Role of Cyclic Amp in Platelet Function : Evidence from Inhibition of Adenylate Cyclase in Intact Platelets by Adenosine Analogues

Abstract

Adenosine exerts independent stimulatory and inhibitory effects on the adenylate cyclase activity of platelet particulate fractions (Haslam & Lynham, 1972). Two adenosine analogues, 9-(tetrahydro-2-furyl) adenine (SQ 22536) and 2′, 5′-dideoxyadenosine (DDA) have now been found to show marked non-competitive inhibitory activities only. Basal and PGE1-stimulated adenylate cyclase activities were inhibited ~50% and ~70% respectively by 100 μM SQ 22536 and ~60% and ~80% respectively by 100 μM DDA. Both compounds also inhibited adenylate cyclase in intact platelets, when this was measured as the increase in cyclic [3H]AMP in platelets labelled with [3H] adenine and then incubated with papaverine. At the concentrations tested (10-500 μM), neither SQ 22536 nor DDA induced platelet aggregation or potentiated aggregation and release of [14C] 5-HT induced by suboptimal concentrations of ADP, Arg8-vasopressin, arachidonic acid or collagen added to heparinized or citrated platelet-rich plasma. However, both compounds partially blocked the inhibition by PGE1 or papaverine of aggregation induced by ADP or Arg8-vasopressin. From the concentrations exerting equal effects, DDA was ~3 times as potent in this regard as SQ 22536. Above 100 μM, the anti-inhibitory effects of both compounds decreased.
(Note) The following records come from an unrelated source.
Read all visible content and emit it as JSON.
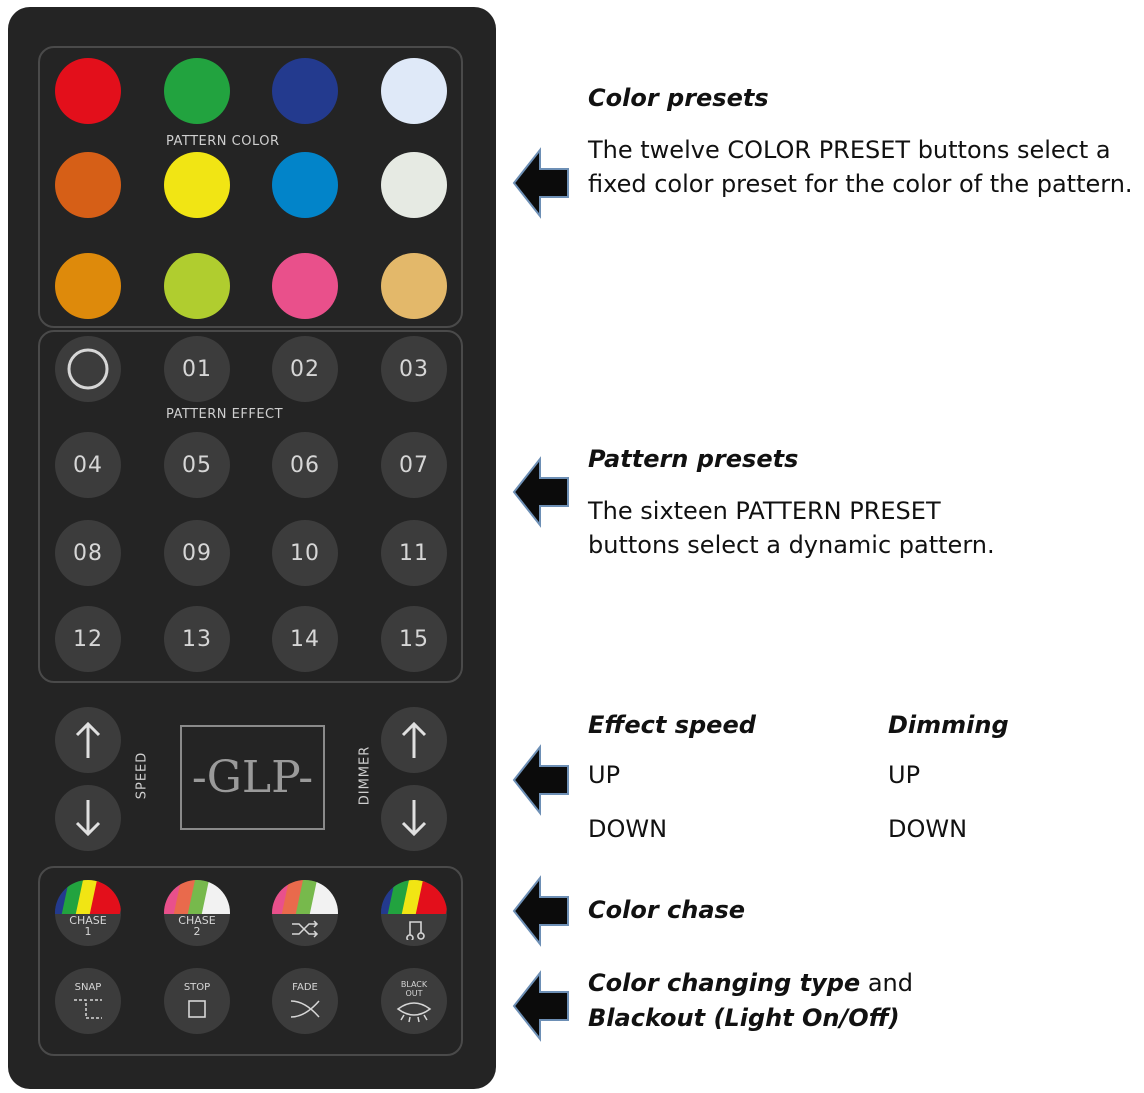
{
  "remote": {
    "pattern_color_label": "PATTERN COLOR",
    "pattern_effect_label": "PATTERN EFFECT",
    "speed_label": "SPEED",
    "dimmer_label": "DIMMER",
    "logo_text": "-GLP-",
    "color_buttons": [
      "#e30f1b",
      "#22a33f",
      "#233a8e",
      "#dfe9f8",
      "#d65f17",
      "#f1e514",
      "#0284c9",
      "#e6eae3",
      "#de8a0b",
      "#b0cd2f",
      "#e9508b",
      "#e3b86a"
    ],
    "pattern_buttons": [
      "01",
      "02",
      "03",
      "04",
      "05",
      "06",
      "07",
      "08",
      "09",
      "10",
      "11",
      "12",
      "13",
      "14",
      "15"
    ],
    "chase_buttons": [
      "CHASE 1",
      "CHASE 2",
      "RANDOM",
      "MUSIC"
    ],
    "chase_labels": {
      "chase1_a": "CHASE",
      "chase1_b": "1",
      "chase2_a": "CHASE",
      "chase2_b": "2"
    },
    "mode_buttons": {
      "snap": "SNAP",
      "stop": "STOP",
      "fade": "FADE",
      "blackout": "BLACK OUT"
    }
  },
  "annotations": {
    "color_presets_title": "Color presets",
    "color_presets_text": "The twelve COLOR PRESET buttons select a fixed color preset for the color of the pattern.",
    "pattern_presets_title": "Pattern presets",
    "pattern_presets_text": "The sixteen PATTERN PRESET buttons select a dynamic pattern.",
    "effect_speed_title": "Effect speed",
    "dimming_title": "Dimming",
    "speed_up": "UP",
    "speed_down": "DOWN",
    "dim_up": "UP",
    "dim_down": "DOWN",
    "color_chase_title": "Color chase",
    "changing_type_title": "Color changing type",
    "changing_type_and": " and",
    "blackout_title": "Blackout (Light On/Off)"
  }
}
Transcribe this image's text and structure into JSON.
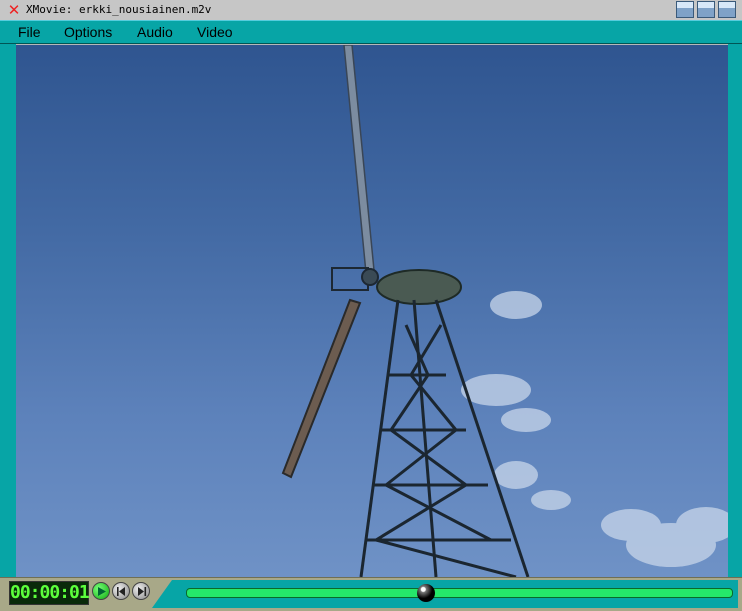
{
  "window": {
    "title": "XMovie: erkki_nousiainen.m2v",
    "close_glyph": "✕"
  },
  "menu": {
    "items": [
      "File",
      "Options",
      "Audio",
      "Video"
    ]
  },
  "player": {
    "time_display": "00:00:01",
    "progress": 0.44
  },
  "colors": {
    "accent": "#07a5a6",
    "track": "#25e86a"
  }
}
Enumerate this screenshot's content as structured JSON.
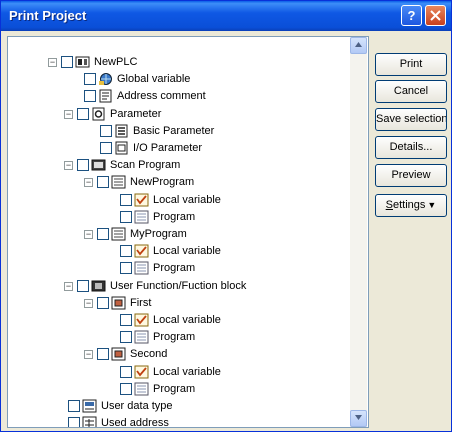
{
  "window": {
    "title": "Print Project",
    "help_label": "?",
    "accent": "#0a4fd8"
  },
  "tree": {
    "items": [
      {
        "label": "NewPLC",
        "icon": "plc-icon",
        "expander": "minus"
      },
      {
        "label": "Global variable",
        "icon": "global-variable-icon",
        "expander": "none"
      },
      {
        "label": "Address comment",
        "icon": "address-comment-icon",
        "expander": "none"
      },
      {
        "label": "Parameter",
        "icon": "parameter-icon",
        "expander": "minus"
      },
      {
        "label": "Basic Parameter",
        "icon": "basic-parameter-icon",
        "expander": "none"
      },
      {
        "label": "I/O Parameter",
        "icon": "io-parameter-icon",
        "expander": "none"
      },
      {
        "label": "Scan Program",
        "icon": "scan-program-icon",
        "expander": "minus"
      },
      {
        "label": "NewProgram",
        "icon": "program-folder-icon",
        "expander": "minus"
      },
      {
        "label": "Local variable",
        "icon": "local-variable-icon",
        "expander": "none"
      },
      {
        "label": "Program",
        "icon": "program-icon",
        "expander": "none"
      },
      {
        "label": "MyProgram",
        "icon": "program-folder-icon",
        "expander": "minus"
      },
      {
        "label": "Local variable",
        "icon": "local-variable-icon",
        "expander": "none"
      },
      {
        "label": "Program",
        "icon": "program-icon",
        "expander": "none"
      },
      {
        "label": "User Function/Fuction block",
        "icon": "user-function-icon",
        "expander": "minus"
      },
      {
        "label": "First",
        "icon": "function-block-icon",
        "expander": "minus"
      },
      {
        "label": "Local variable",
        "icon": "local-variable-icon",
        "expander": "none"
      },
      {
        "label": "Program",
        "icon": "program-icon",
        "expander": "none"
      },
      {
        "label": "Second",
        "icon": "function-block-icon",
        "expander": "minus"
      },
      {
        "label": "Local variable",
        "icon": "local-variable-icon",
        "expander": "none"
      },
      {
        "label": "Program",
        "icon": "program-icon",
        "expander": "none"
      },
      {
        "label": "User data type",
        "icon": "user-data-type-icon",
        "expander": "none"
      },
      {
        "label": "Used address",
        "icon": "used-address-icon",
        "expander": "none"
      }
    ]
  },
  "buttons": {
    "print": "Print",
    "cancel": "Cancel",
    "save_selection": "Save selection",
    "details": "Details...",
    "preview": "Preview",
    "settings_accel": "S",
    "settings_rest": "ettings"
  }
}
The actions of these compounds in overcoming inhibition of aggregation by PGE1 were correlated with decreases in platelet cyclic [3H]AMP in platelets labelled with [3H] adenine. The results show that cyclic AMP plays no role in the responses of platelets to aggregating agents unless the platelet cyclic AMP level is elevated above the resting level and confirm that the effects of PGE1 on platelet function are mediated by cyclic AMP.